To cash in on the success of the Kirk Douglas film Ulysses, Pietro Francisci planned to make a film about Hercules, but searched unsuccessfully for years for a physcially convincing yet experienced actor. His daughter spotted American bodybuilder Steve Reeves in the American film Athena and he was hired to play the mighty demigod.

The genre's instantaneous growth began with the 1959 U.S. theatrical release of Hercules, a 1957 Italian/ French co-production. American producer Joseph E. Levine acquired the U.S. distribution rights for $120,000, spent $1 million promoting the film and made more than $5 million profit. This spawned the 1959 Steve Reeves sequel Hercules Unchained, the 1959 re-release of Cecil B. DeMille's Samson and Delilah (1951), and literally dozens of imitations that followed in their wake. Italian filmmakers resurrected their 1920s Maciste character in a brand new 1960s sound film series (1960–1964), followed rapidly by Ursus, Samson, Goliath, Sandokan and various other mighty-muscled heroes. These films all featured similar bodybuilder stars such as Reg Park, Gordon Scott, Mark Forest, Brad Harris, Dan Vadis, and Alan Steel. European audiences tended to prefer an Anglo-American in the lead, so Italian bodybuilders would adopt English pseudonyms for the screen (Sergio Ciani became Alan Steel, for example).

In the formulaic plots common to many of the films, two women vied for the affection of the bodybuilder hero: the good love interest (a damsel in distress needing rescue), and an evil femme fatale queen who sought to dominate the hero. The films often featured an ambitious ruler who would ascend the throne by murdering whomever stood in his path, and often it was only the muscular hero who could depose him. Most of the films involved an impending clash between two warring populations, one civilized and the other evilly barbaric. Thus many pepla begin with the scene of a peaceful, defenseless village being burned to the ground by a wild barbarian horde. For their musical content, most films contained a well-choreographed belly-dancing sequence or a colorful ballet, meant to underline the pagan decadence of the villains.
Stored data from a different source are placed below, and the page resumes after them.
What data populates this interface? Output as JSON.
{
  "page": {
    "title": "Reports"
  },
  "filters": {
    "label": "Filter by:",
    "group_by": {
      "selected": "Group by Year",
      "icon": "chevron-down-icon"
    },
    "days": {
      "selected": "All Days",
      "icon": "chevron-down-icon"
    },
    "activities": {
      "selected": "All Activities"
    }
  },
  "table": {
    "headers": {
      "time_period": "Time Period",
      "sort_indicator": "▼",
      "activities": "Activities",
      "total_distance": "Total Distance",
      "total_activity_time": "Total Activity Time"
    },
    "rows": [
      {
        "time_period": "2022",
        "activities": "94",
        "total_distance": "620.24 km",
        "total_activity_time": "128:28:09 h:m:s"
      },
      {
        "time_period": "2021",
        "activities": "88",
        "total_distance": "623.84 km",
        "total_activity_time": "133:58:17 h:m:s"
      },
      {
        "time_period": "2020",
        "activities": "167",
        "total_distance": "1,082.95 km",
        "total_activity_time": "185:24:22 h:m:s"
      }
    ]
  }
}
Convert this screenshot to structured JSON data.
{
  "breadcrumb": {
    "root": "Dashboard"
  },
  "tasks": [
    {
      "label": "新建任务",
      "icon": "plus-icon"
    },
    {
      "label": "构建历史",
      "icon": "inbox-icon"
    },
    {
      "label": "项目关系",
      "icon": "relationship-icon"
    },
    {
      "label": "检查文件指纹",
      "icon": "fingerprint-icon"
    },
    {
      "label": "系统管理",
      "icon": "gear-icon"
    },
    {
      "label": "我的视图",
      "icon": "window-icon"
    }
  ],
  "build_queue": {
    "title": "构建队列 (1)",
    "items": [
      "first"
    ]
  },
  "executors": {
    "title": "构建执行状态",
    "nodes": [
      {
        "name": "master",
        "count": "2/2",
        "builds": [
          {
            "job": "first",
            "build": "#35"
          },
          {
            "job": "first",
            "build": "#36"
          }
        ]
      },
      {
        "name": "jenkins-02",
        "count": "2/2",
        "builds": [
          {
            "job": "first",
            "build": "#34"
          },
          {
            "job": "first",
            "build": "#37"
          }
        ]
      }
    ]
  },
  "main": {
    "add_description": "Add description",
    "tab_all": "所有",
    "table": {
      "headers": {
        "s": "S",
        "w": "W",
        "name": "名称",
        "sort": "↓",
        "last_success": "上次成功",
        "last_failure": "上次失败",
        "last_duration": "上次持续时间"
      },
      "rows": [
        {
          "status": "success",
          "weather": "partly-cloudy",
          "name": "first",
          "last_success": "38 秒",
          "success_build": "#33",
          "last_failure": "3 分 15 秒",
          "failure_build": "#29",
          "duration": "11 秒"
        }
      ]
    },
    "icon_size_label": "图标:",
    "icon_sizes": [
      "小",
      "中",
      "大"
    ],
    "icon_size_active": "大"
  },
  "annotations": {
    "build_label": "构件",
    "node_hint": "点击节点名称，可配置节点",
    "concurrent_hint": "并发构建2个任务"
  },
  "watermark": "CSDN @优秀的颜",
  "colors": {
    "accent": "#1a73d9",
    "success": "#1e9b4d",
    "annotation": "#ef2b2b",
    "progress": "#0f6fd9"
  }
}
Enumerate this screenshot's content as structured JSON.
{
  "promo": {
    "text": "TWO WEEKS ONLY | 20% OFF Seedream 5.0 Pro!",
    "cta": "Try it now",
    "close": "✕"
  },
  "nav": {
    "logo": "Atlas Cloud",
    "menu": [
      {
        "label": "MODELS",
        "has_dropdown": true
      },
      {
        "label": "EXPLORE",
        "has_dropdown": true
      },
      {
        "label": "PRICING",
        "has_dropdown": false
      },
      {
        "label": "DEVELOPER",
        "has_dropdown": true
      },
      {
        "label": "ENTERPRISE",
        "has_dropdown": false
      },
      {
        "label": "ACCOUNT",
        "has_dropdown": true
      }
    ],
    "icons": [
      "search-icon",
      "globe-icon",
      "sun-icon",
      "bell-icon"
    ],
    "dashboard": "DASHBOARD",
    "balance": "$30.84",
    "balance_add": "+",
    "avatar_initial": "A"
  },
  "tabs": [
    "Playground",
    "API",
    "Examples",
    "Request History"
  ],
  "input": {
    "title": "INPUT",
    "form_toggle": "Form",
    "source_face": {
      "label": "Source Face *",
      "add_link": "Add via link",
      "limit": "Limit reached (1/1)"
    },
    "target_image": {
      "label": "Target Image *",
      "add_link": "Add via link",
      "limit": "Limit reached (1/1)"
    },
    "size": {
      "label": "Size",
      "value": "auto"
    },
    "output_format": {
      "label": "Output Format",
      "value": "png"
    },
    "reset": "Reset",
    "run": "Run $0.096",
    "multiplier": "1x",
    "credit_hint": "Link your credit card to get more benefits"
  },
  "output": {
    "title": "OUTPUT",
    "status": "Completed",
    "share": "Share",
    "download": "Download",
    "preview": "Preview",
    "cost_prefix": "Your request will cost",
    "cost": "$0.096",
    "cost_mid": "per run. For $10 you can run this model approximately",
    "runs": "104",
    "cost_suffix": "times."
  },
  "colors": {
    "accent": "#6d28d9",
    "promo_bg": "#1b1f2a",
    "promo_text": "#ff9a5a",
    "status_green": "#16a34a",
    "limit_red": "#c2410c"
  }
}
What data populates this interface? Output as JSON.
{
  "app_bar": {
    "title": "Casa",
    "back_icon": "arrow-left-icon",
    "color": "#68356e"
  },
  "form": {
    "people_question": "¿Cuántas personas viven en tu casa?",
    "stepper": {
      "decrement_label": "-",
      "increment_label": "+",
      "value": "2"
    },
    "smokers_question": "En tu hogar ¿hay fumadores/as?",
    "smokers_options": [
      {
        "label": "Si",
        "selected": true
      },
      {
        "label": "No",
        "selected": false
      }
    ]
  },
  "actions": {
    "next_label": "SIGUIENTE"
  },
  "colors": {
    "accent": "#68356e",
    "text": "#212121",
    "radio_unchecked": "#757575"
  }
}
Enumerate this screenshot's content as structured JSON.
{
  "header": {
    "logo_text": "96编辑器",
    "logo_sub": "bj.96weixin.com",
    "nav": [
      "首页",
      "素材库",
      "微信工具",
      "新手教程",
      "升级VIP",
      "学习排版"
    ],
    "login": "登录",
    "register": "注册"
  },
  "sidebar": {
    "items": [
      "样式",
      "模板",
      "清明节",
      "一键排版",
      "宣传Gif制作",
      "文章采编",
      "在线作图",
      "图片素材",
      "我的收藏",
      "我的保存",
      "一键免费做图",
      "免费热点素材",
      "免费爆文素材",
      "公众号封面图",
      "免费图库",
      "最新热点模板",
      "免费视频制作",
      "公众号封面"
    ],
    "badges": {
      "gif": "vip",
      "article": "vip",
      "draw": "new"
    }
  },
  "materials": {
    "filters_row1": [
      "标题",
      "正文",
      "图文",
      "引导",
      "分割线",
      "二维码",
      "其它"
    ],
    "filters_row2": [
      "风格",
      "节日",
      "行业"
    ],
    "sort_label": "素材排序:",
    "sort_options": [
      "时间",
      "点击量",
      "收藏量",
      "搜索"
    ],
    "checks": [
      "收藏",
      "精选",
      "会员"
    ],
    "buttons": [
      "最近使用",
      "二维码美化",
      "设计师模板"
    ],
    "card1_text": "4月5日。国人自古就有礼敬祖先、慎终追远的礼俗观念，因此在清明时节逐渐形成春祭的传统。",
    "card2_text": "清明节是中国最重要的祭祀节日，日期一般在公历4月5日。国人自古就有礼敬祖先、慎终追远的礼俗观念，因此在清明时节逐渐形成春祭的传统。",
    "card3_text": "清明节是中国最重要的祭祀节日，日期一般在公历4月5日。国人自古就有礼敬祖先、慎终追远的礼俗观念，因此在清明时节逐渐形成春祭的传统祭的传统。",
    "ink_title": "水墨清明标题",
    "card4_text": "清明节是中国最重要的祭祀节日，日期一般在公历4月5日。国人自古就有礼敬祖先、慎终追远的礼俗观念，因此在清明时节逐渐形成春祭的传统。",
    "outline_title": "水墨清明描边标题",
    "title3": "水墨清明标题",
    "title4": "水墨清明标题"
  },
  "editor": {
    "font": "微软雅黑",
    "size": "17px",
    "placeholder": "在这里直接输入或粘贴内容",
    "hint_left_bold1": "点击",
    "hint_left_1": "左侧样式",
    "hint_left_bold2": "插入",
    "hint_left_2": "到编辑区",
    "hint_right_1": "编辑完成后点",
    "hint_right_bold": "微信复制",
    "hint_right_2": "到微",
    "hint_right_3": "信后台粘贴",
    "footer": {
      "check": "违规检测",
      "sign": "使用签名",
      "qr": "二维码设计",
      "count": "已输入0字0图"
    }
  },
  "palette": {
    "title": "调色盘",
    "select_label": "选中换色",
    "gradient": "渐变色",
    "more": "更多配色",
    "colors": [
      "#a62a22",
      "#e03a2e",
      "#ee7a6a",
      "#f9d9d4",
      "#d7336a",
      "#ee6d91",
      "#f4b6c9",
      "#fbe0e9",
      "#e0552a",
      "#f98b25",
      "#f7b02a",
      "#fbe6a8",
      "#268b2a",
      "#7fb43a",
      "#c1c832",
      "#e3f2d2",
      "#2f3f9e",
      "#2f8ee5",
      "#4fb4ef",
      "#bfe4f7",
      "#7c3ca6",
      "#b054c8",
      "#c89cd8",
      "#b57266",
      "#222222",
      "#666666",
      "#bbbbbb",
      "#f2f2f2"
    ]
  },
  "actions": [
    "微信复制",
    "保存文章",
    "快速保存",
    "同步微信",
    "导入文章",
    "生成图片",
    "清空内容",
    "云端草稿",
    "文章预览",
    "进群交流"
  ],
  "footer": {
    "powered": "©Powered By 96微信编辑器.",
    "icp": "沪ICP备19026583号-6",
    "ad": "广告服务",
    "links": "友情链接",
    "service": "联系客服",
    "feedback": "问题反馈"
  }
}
The contrived plots, poorly overdubbed dialogue, novice acting skills of the bodybuilder leads, and primitive special effects that were often inadequate to depict the mythological creatures on screen all conspire to give these films a certain camp appeal now.

To be sure, however, many of the films enjoyed widespread popularity among general audiences, and had production values that were typical for popular films of their day. Some films included frequent reuse of the impressive film sets that had been created for Ben Hur and Cleopatra. Although many of the bigger budget pepla were released theatrically in the USA, fourteen of them were released directly to Embassy Pictures television in a syndicated TV package called The Sons of Hercules. The movies were made into a series of sorts by splicing on the same opening and closing theme song and newly-designed voice-over narration that desperately attempted to link the protagonist of each film to the Hercules mythos, since few American viewers had a familiarity with Italian film heroes such as Maciste or Ursus. These films ran on Saturday afternoons in the 1960s. Often ridiculed for their low budgets and bad English dubbing, several of them have been subjects for the Mystery Science Theater 3000 treatment.